To expand on the morality point here:
In most areas, we recognize that we need to be careful limiting innovation for the sake of existing markets. For example, we're not trying to ban electric vehicles just because it makes it harder for gas companies to make a profit. The existence of DVDs and CDs lessening profits of movie theaters and concert halls is not a good argument to make the technology illegal. We didn't ban typewriters because they put the illuminated manuscript writers out of business. We do regularly get the government to interfere in some cases where a regulation or restriction clearly helps the market, but we try to be kind of careful about how we do it, and we view it through that lens: as an artificial restriction that is justified because of its social benefit.
However, with copyright it's really difficult to make people even understand that the market and human rights are being restricted in the first place -- it has that moral quality for a lot of people. Part of it is the name: "copyright" implies a right, but it is not a natural right. There is no inherent property/personal right to an idea, there's no way to derive a natural property right that is a restriction over what other people are allowed to talk about or build. It is an extremely modern idea to believe that inventing an idea implies that you own the idea itself, or that inventing a story means that the story can't be morally retold without your permission.

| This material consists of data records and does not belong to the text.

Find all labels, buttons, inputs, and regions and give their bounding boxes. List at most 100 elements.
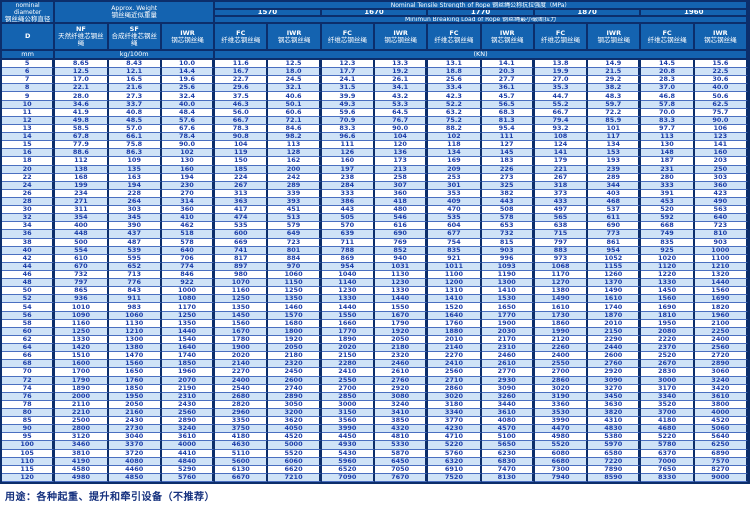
table-cell: 32.1	[268, 84, 322, 93]
table-cell: 70.0	[641, 108, 695, 117]
nf-zh: 天然纤维芯钢丝绳	[58, 32, 104, 47]
table-cell: 2770	[481, 368, 535, 377]
table-cell: 130	[641, 141, 695, 150]
diameter-cell: 100	[2, 441, 56, 450]
table-cell: 5870	[374, 449, 429, 458]
table-cell: 93.2	[534, 124, 589, 134]
table-cell: 2760	[588, 360, 642, 369]
table-cell: 354	[55, 214, 109, 223]
table-cell: 2020	[321, 344, 375, 353]
table-cell: 670	[55, 262, 109, 271]
table-cell: 1560	[694, 287, 748, 296]
table-cell: 3090	[588, 376, 642, 385]
table-cell: 754	[428, 238, 482, 247]
table-cell: 487	[108, 238, 162, 247]
table-cell: 4230	[428, 425, 482, 434]
table-cell: 852	[374, 246, 429, 255]
table-cell: 1000	[161, 287, 216, 296]
iwr-weight-code: IWR	[180, 28, 195, 37]
table-cell: 2730	[108, 425, 162, 434]
table-cell: 5380	[588, 433, 642, 442]
table-cell: 7670	[374, 473, 429, 482]
table-cell: 911	[108, 295, 162, 304]
table-cell: 570	[321, 222, 375, 231]
table-cell: 75.7	[694, 108, 748, 117]
table-cell: 6670	[215, 473, 269, 482]
table-cell: 1300	[108, 335, 162, 345]
table-cell: 33.7	[108, 100, 162, 109]
diameter-cell: 32	[2, 214, 56, 223]
table-cell: 360	[374, 189, 429, 198]
table-cell: 1410	[428, 295, 482, 304]
table-cell: 78.4	[161, 133, 216, 142]
table-cell: 1010	[55, 303, 109, 312]
table-cell: 769	[374, 238, 429, 247]
table-cell: 49.3	[321, 100, 375, 109]
table-cell: 3000	[321, 400, 375, 409]
table-cell: 101	[588, 124, 642, 134]
table-cell: 111	[321, 141, 375, 150]
table-cell: 8330	[641, 473, 695, 482]
table-cell: 595	[108, 254, 162, 263]
col-header-fc-1870: FC 纤维芯钢丝绳	[534, 24, 589, 51]
table-cell: 669	[215, 238, 269, 247]
diameter-cell: 54	[2, 303, 56, 312]
table-cell: 4050	[268, 425, 322, 434]
table-cell: 2320	[374, 352, 429, 361]
table-cell: 4520	[694, 417, 748, 426]
table-cell: 980	[215, 271, 269, 280]
iwr-weight-zh: 钢芯钢丝绳	[171, 35, 204, 44]
table-cell: 10.0	[161, 60, 216, 69]
table-cell: 228	[108, 189, 162, 198]
table-cell: 78.3	[215, 124, 269, 134]
table-cell: 38.2	[588, 84, 642, 93]
table-cell: 179	[534, 157, 589, 166]
table-cell: 3040	[108, 433, 162, 442]
table-cell: 732	[481, 230, 535, 239]
table-cell: 12.5	[55, 68, 109, 77]
table-cell: 817	[215, 254, 269, 263]
table-cell: 2180	[374, 344, 429, 353]
table-cell: 1370	[588, 279, 642, 288]
table-cell: 7220	[588, 457, 642, 466]
table-cell: 8130	[481, 473, 535, 482]
table-cell: 318	[534, 181, 589, 190]
table-cell: 535	[428, 214, 482, 223]
table-cell: 970	[268, 262, 322, 271]
table-cell: 1070	[215, 279, 269, 288]
table-cell: 1670	[374, 311, 429, 320]
table-cell: 7940	[534, 473, 589, 482]
table-cell: 4840	[161, 457, 216, 466]
table-cell: 12.1	[108, 68, 162, 77]
table-cell: 490	[694, 197, 748, 207]
table-cell: 13.3	[374, 60, 429, 69]
table-cell: 3340	[641, 392, 695, 401]
d-label: D	[24, 32, 31, 40]
diameter-cell: 64	[2, 344, 56, 353]
table-cell: 1650	[481, 303, 535, 312]
table-cell: 1380	[108, 344, 162, 353]
diameter-cell: 44	[2, 262, 56, 271]
diameter-cell: 105	[2, 449, 56, 458]
table-cell: 2150	[588, 327, 642, 336]
table-cell: 3180	[428, 400, 482, 409]
table-cell: 1350	[161, 319, 216, 328]
table-cell: 4180	[215, 433, 269, 442]
table-cell: 44.7	[534, 92, 589, 101]
table-cell: 638	[534, 222, 589, 231]
table-cell: 391	[641, 189, 695, 198]
table-cell: 1470	[108, 352, 162, 361]
table-cell: 150	[215, 157, 269, 166]
fc-code: FC	[662, 28, 672, 37]
table-cell: 1350	[268, 295, 322, 304]
table-cell: 579	[268, 222, 322, 231]
table-cell: 28.3	[641, 76, 695, 85]
table-cell: 400	[55, 222, 109, 231]
table-cell: 4410	[161, 449, 216, 458]
diameter-cell: 80	[2, 408, 56, 418]
table-cell: 2720	[694, 352, 748, 361]
table-cell: 3350	[215, 417, 269, 426]
table-cell: 36.1	[481, 84, 535, 93]
table-cell: 1140	[321, 279, 375, 288]
table-cell: 1031	[374, 262, 429, 271]
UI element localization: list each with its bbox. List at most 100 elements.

So copyright isn't a "right" in the traditional sense, it is a government restriction on an innovation (easy copying), that helps prevent that innovation from disrupting the existing market too much or putting people out of business.
That's not to say copyright is bad or that we should just drop it tomorrow, but we should be looking at it through this lens; copyright is a subversion of natural market forces and a restriction on the natural human right to communicate, copy, and build on information they see in the world. Copying is a fundamental part of culture and a fundamental part of what it means to be human.
As such, we should be highly skeptical of copyright expansion, and we should be constantly evaluating whether or not the market really needs copyright restrictions at their current level. We should be actively looking to evolve the market so we can weaken copyright, because copyright is an artificial restriction on natural human activity, and an artificial restriction on the free market itself.
When people talk about expanding copyright, the burden is on them to justify why it's worthwhile to restrict human rights. Just saying that some businesses will fail isn't good enough, copyright is an extreme measure we're collectively embracing so that we can prevent the collapse of the entire creative market. Unless we're talking on that scale, we probably should be weakening copyright over time, even if it means a few businesses fail or have to pivot. In general, it's OK for the market to evolve and for some old profit-generating ventures to become unprofitable. And many will evolve and transform into other markets -- we don't have illuminated manuscripts now, but we do have mass-produced beautifully illustrated books, so in general the printing press seems to have been a pretty good trade and enabled more markets than it destroyed.